A theoretical justification of how Anderson acceleration improves linear convergence rates
Sara Pollock, University of Florida
3:30 – 5PM
Thursday Mar 7, 2019
POB 6.304
Abstract
The extrapolation method known as Anderson acceleration has been used for decades to speed the convergence of nonlinear solvers in many applications. A mathematical justification of the improved convergence rate however has remained elusive. Here, we provide theory to establish the improved convergence rate. The key ideas of the analysis are relating the difference of consecutive iterates to residuals based on performing the inner-optimization in a Hilbert space setting, and explicitly defining the gain in the optimization stage to be the ratio of improvement over a step of the unaccelerated fixed point iteration. The main result we prove is this method of acceleration improves the convergence rate of a fixed point iteration to first order by a factor of the gain at each step as the method converges.
Bio
Sara Pollock is an Assistant Professor at University of Florida.

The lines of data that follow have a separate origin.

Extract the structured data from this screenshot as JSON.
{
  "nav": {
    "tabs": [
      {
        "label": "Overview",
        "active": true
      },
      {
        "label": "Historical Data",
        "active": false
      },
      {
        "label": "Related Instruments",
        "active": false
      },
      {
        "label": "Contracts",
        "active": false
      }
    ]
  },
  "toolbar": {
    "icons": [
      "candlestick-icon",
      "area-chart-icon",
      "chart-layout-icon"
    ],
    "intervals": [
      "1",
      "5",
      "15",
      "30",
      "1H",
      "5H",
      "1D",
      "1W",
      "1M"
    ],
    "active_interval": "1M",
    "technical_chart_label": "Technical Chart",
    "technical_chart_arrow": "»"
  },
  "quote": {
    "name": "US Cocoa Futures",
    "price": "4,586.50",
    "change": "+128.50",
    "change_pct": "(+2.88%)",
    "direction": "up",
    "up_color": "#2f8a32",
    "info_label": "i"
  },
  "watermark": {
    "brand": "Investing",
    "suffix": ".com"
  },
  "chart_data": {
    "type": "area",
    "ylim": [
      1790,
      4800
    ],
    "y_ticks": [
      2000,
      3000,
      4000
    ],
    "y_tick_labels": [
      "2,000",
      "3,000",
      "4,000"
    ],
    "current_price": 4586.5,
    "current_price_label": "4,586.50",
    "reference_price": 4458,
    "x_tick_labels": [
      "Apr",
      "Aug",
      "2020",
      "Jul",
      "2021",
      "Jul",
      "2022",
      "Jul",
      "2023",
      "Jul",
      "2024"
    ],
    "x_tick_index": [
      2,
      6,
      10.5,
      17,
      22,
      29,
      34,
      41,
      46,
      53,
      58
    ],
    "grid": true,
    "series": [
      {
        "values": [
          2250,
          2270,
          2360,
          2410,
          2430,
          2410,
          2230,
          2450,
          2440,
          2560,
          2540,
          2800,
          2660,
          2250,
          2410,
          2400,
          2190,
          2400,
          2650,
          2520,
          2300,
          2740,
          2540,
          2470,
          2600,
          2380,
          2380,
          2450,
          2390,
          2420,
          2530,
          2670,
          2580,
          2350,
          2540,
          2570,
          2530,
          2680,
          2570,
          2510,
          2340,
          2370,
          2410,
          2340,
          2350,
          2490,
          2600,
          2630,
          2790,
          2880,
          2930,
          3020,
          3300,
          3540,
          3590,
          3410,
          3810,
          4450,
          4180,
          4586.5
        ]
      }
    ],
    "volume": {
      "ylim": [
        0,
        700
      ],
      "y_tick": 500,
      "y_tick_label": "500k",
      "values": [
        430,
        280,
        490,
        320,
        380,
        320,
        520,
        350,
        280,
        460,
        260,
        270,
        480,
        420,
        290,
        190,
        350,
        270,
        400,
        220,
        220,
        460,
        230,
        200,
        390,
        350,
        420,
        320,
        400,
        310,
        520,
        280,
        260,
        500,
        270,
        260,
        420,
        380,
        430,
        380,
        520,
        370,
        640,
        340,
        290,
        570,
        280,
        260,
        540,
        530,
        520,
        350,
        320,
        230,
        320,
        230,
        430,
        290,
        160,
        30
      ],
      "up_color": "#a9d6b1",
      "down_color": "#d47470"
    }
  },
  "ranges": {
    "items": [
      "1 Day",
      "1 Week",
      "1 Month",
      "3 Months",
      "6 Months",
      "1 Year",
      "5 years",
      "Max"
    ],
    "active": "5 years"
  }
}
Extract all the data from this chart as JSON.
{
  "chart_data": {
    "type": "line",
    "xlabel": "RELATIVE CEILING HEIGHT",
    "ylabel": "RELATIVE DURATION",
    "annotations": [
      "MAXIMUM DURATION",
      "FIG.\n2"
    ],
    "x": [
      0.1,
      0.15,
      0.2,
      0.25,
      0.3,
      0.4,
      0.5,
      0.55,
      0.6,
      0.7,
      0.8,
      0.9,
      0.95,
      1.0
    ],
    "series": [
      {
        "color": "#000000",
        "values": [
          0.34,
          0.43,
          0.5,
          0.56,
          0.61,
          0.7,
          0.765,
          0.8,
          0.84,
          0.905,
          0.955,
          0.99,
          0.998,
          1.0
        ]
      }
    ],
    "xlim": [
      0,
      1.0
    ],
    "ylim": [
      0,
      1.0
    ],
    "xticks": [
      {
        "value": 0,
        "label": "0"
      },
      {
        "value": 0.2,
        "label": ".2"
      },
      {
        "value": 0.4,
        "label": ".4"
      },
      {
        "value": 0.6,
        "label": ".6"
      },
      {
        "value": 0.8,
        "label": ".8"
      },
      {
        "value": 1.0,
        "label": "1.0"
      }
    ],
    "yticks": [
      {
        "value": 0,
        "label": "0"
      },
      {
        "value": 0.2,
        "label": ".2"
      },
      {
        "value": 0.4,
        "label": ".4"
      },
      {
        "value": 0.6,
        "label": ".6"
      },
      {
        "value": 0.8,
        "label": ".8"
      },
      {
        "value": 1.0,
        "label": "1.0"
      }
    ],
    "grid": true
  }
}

She earned her Ph.D. in Mathematics with a specialization in Computational Science from the University of California, San Diego, in 2012. She also holds a B.S. in Mathematics from the University of New Mexico, and an M.S. in Applied Mathematics from the University of Washington, Seattle. She works on finite element methods for nonlinear and multiscale problems, and works on developing efficient and robust solution techniques and well-posedness of the underlying systems.